SYDNEY (Reuters) - Australia’s Wesfarmers Ltd (WES.AX) plans to spin off its supermarket chain Coles and list it on the country’s stock exchange, as fierce competition forces the retail giant to shed low-margin operations and focus on faster-growing businesses.
Shares in the mining-to-home improvement conglomerate jumped as much as 7 percent after it announced on Friday the demerger of the country’s No.2 supermarket chain that analysts say could be worth as much as A$20 billion ($16 billion), creating a top 30 firm on the bourse.
The move comes more than a decade after Wesfarmers bought Coles, discount chains Kmart and Target, and the Officeworks business supplies chain for A$21 billion ($16 billion) in what was then Australia’s biggest takeover.
In recent years, however, fierce competition has eroded Wesfarmers’ profit margins despite billions of dollars of investments. Foreign retailers such as Amazon have also piled on the pressure at a time when Wesfarmers is locked in a price war with arch rival Woolworths Group Ltd (WOW.AX).
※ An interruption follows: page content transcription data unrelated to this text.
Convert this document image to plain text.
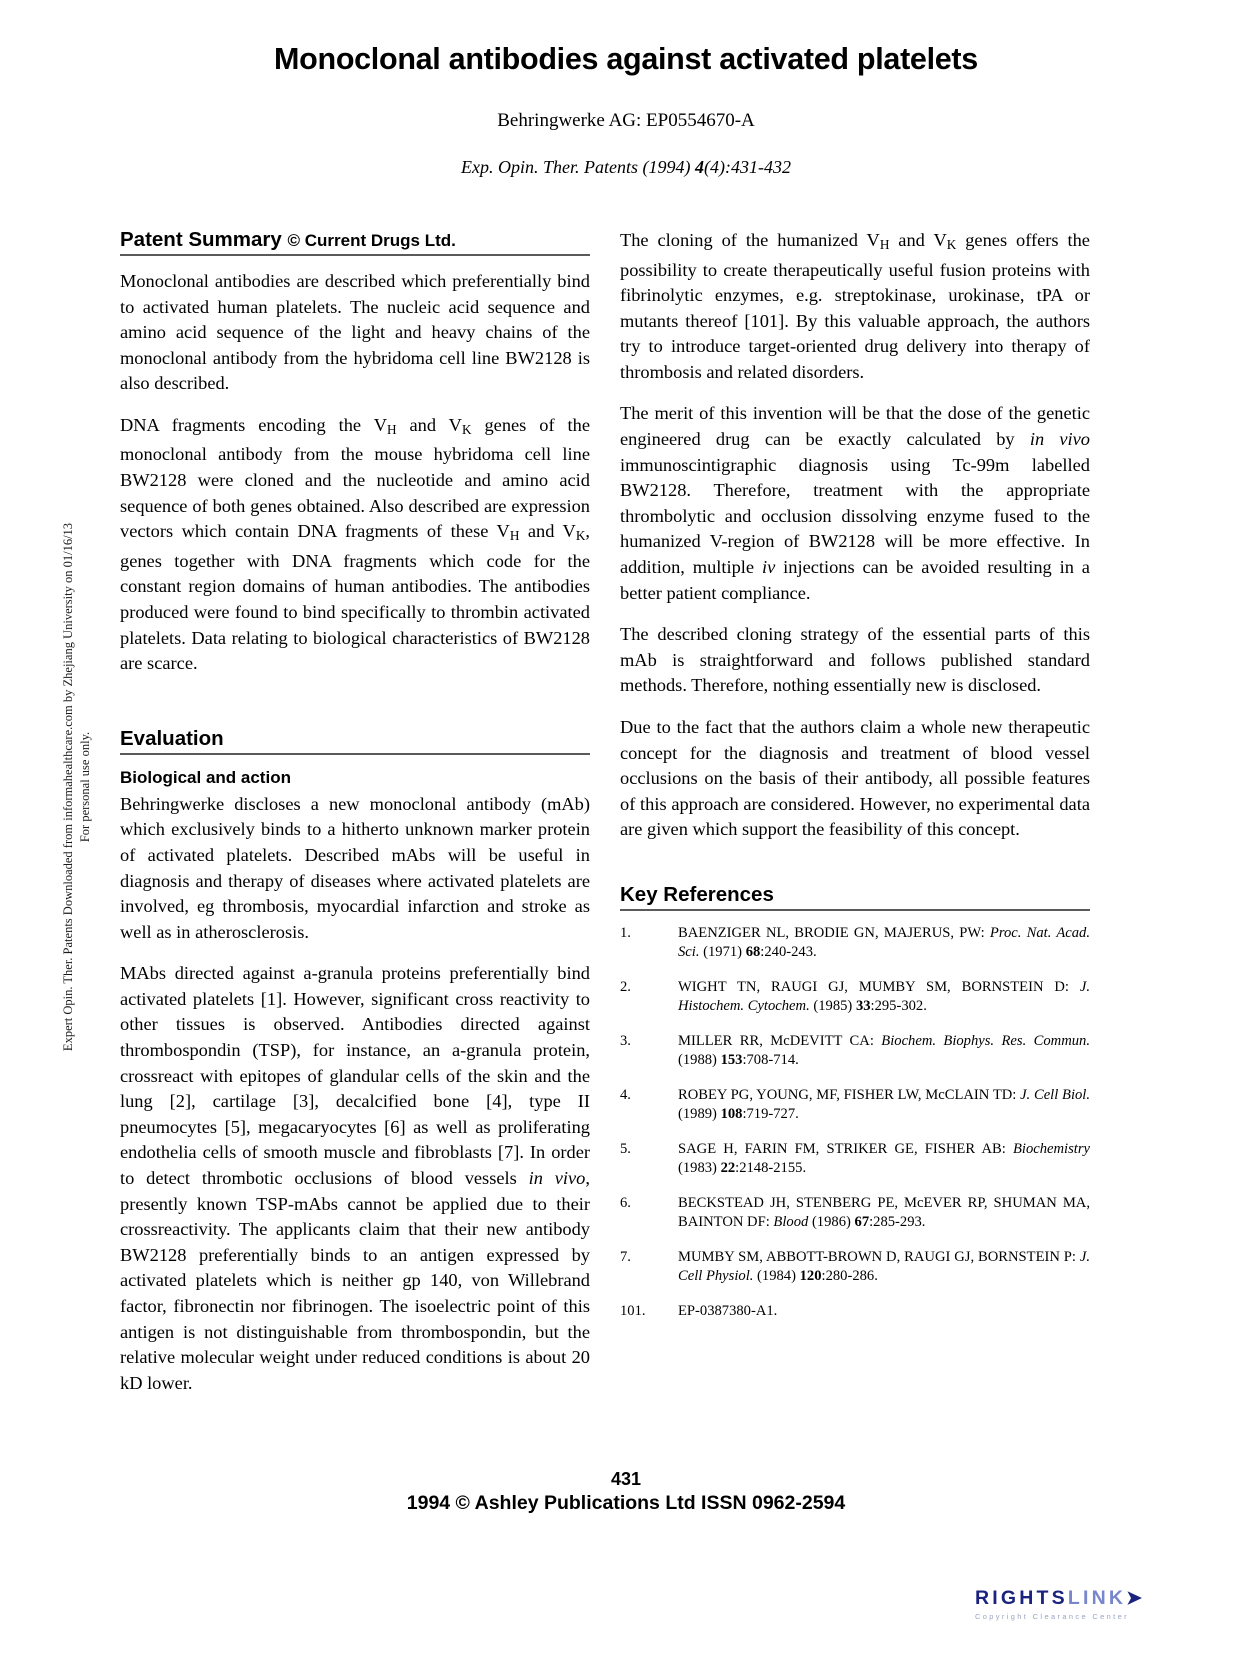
Expert Opin. Ther. Patents Downloaded from informahealthcare.com by Zhejiang University on 01/16/13 For personal use only.
Monoclonal antibodies against activated platelets
Behringwerke AG: EP0554670-A
Exp. Opin. Ther. Patents (1994) 4(4):431-432
Patent Summary © Current Drugs Ltd.

Monoclonal antibodies are described which preferentially bind to activated human platelets. The nucleic acid sequence and amino acid sequence of the light and heavy chains of the monoclonal antibody from the hybridoma cell line BW2128 is also described.

DNA fragments encoding the $V_H$ and $V_K$ genes of the monoclonal antibody from the mouse hybridoma cell line BW2128 were cloned and the nucleotide and amino acid sequence of both genes obtained. Also described are expression vectors which contain DNA fragments of these $V_H$ and $V_K$, genes together with DNA fragments which code for the constant region domains of human antibodies. The antibodies produced were found to bind specifically to thrombin activated platelets. Data relating to biological characteristics of BW2128 are scarce.

Evaluation
Biological and action

Behringwerke discloses a new monoclonal antibody (mAb) which exclusively binds to a hitherto unknown marker protein of activated platelets. Described mAbs will be useful in diagnosis and therapy of diseases where activated platelets are involved, eg thrombosis, myocardial infarction and stroke as well as in atherosclerosis.

MAbs directed against a-granula proteins preferentially bind activated platelets [1]. However, significant cross reactivity to other tissues is observed. Antibodies directed against thrombospondin (TSP), for instance, an a-granula protein, crossreact with epitopes of glandular cells of the skin and the lung [2], cartilage [3], decalcified bone [4], type II pneumocytes [5], megacaryocytes [6] as well as proliferating endothelia cells of smooth muscle and fibroblasts [7]. In order to detect thrombotic occlusions of blood vessels in vivo, presently known TSP-mAbs cannot be applied due to their crossreactivity. The applicants claim that their new antibody BW2128 preferentially binds to an antigen expressed by activated platelets which is neither gp 140, von Willebrand factor, fibronectin nor fibrinogen. The isoelectric point of this antigen is not distinguishable from thrombospondin, but the relative molecular weight under reduced conditions is about 20 kD lower.

The cloning of the humanized $V_H$ and $V_K$ genes offers the possibility to create therapeutically useful fusion proteins with fibrinolytic enzymes, e.g. streptokinase, urokinase, tPA or mutants thereof [101]. By this valuable approach, the authors try to introduce target-oriented drug delivery into therapy of thrombosis and related disorders.

The merit of this invention will be that the dose of the genetic engineered drug can be exactly calculated by in vivo immunoscintigraphic diagnosis using Tc-99m labelled BW2128. Therefore, treatment with the appropriate thrombolytic and occlusion dissolving enzyme fused to the humanized V-region of BW2128 will be more effective. In addition, multiple iv injections can be avoided resulting in a better patient compliance.

The described cloning strategy of the essential parts of this mAb is straightforward and follows published standard methods. Therefore, nothing essentially new is disclosed.

Due to the fact that the authors claim a whole new therapeutic concept for the diagnosis and treatment of blood vessel occlusions on the basis of their antibody, all possible features of this approach are considered. However, no experimental data are given which support the feasibility of this concept.

Key References
1.	BAENZIGER NL, BRODIE GN, MAJERUS, PW: Proc. Nat. Acad. Sci. (1971) 68:240-243.
2.	WIGHT TN, RAUGI GJ, MUMBY SM, BORNSTEIN D: J. Histochem. Cytochem. (1985) 33:295-302.
3.	MILLER RR, McDEVITT CA: Biochem. Biophys. Res. Commun. (1988) 153:708-714.
4.	ROBEY PG, YOUNG, MF, FISHER LW, McCLAIN TD: J. Cell Biol. (1989) 108:719-727.
5.	SAGE H, FARIN FM, STRIKER GE, FISHER AB: Biochemistry (1983) 22:2148-2155.
6.	BECKSTEAD JH, STENBERG PE, McEVER RP, SHUMAN MA, BAINTON DF: Blood (1986) 67:285-293.
7.	MUMBY SM, ABBOTT-BROWN D, RAUGI GJ, BORNSTEIN P: J. Cell Physiol. (1984) 120:280-286.
101.	EP-0387380-A1.
431
1994 © Ashley Publications Ltd ISSN 0962-2594
RIGHTSLINK➤
Copyright Clearance Center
“The move to demerge Coles, rather than Bunnings, likely indicates the less than attractive outlook for the Australian supermarkets industry,” Morgan Stanley analyst Thomas Kierath said in a note, referring to Wesfarmers’ successful hardware business which overtook Coles as its top earner in the six-months to December.
If valued above $14 billion, it would be Australia’s biggest spin-off, eclipsing Westfield’s demerger of its Australia and New Zealand malls as Scentre Group (SCG.AX) in 2014.
“As a diversified conglomerate, there is an opportunity for us to deliver a superior return,” Managing Director Rob Scott told reporters.
“And that doesn’t mean the returns from Coles won’t be good returns, they just will be more moderate levels of return. That’s really about why we’re proposing to undertake this demerger.”
Private equity firms, led by Kohlberg Kravis Roberts, had eyed Coles back in 2006 and 2007, and the spin-off could attract suitors again.
“We would welcome any offers but it would need to be at a very attractive value for our shareholders for us to consider it,” Scott said on a conference call from Perth, where Wesfarmers is headquartered.
The Coles supermarkets and liquor business accounts for 61 percent of the group’s capital employed but generates only 34 percent of its earnings.
The move underscores a challenging business outlook in Australia’s supermarket sector where a fresh food price war between Woolworths and Coles are driving deflation, while sluggish wage growth stays consumer spending power even as rivals compete for shopping dollars.
Jitters about Amazon’s entry to the retail market prompted Wesfarmers to cancel an IPO for its office supplies division that could have raised as much as A$1.5 billion.
Wesfarmers last month reported a drop in first-half earnings partly due to lower contribution from Coles.
“The outlook for grocery retailing in particular looks clouded,” said Michael McCarthy, Chief Market Strategist at brokerage CMC Markets.
“There are definitely real and present structural threats to the industry and growth-rates in the business have been in decline for a long time.”
Wesfarmers saw strong growth potential for the nation’s No.2 supermarket chain when it took it over in 2007, at a time when it had been losing market share against Woolworths. But the turnaround dragged on longer than expected as Coles needed to plow A$8 billion into overhauling its stores.
Adding to the hurdles, competition against Coles and Woolworths grew over the past decade with private German group Aldi expanding rapidly in Australia and U.S. wholesaler Costco making inroads, while Wesfarmers made a disastrous attempt to expand Bunnings in Britain.
“Last year was a very challenging year in the supermarket space given that our major competitor rebased their earnings and invested a billion dollars,” Scott said, adding the market has since stabilized somewhat.
Now was a good time to consider a spin-off compared to 12 to 18 months ago, he said.
Wesfarmers said Steven Cain would succeed John Durkan as managing director of Coles.
If the demerger is implemented, Wesfarmers shareholders will receive one share in Coles for every share in Wesfarmers, and the company plans to retain up to 20 percent interest in Coles.
The separation, subject to board, regulatory and shareholder approvals, is expected to be completed in fiscal 2019.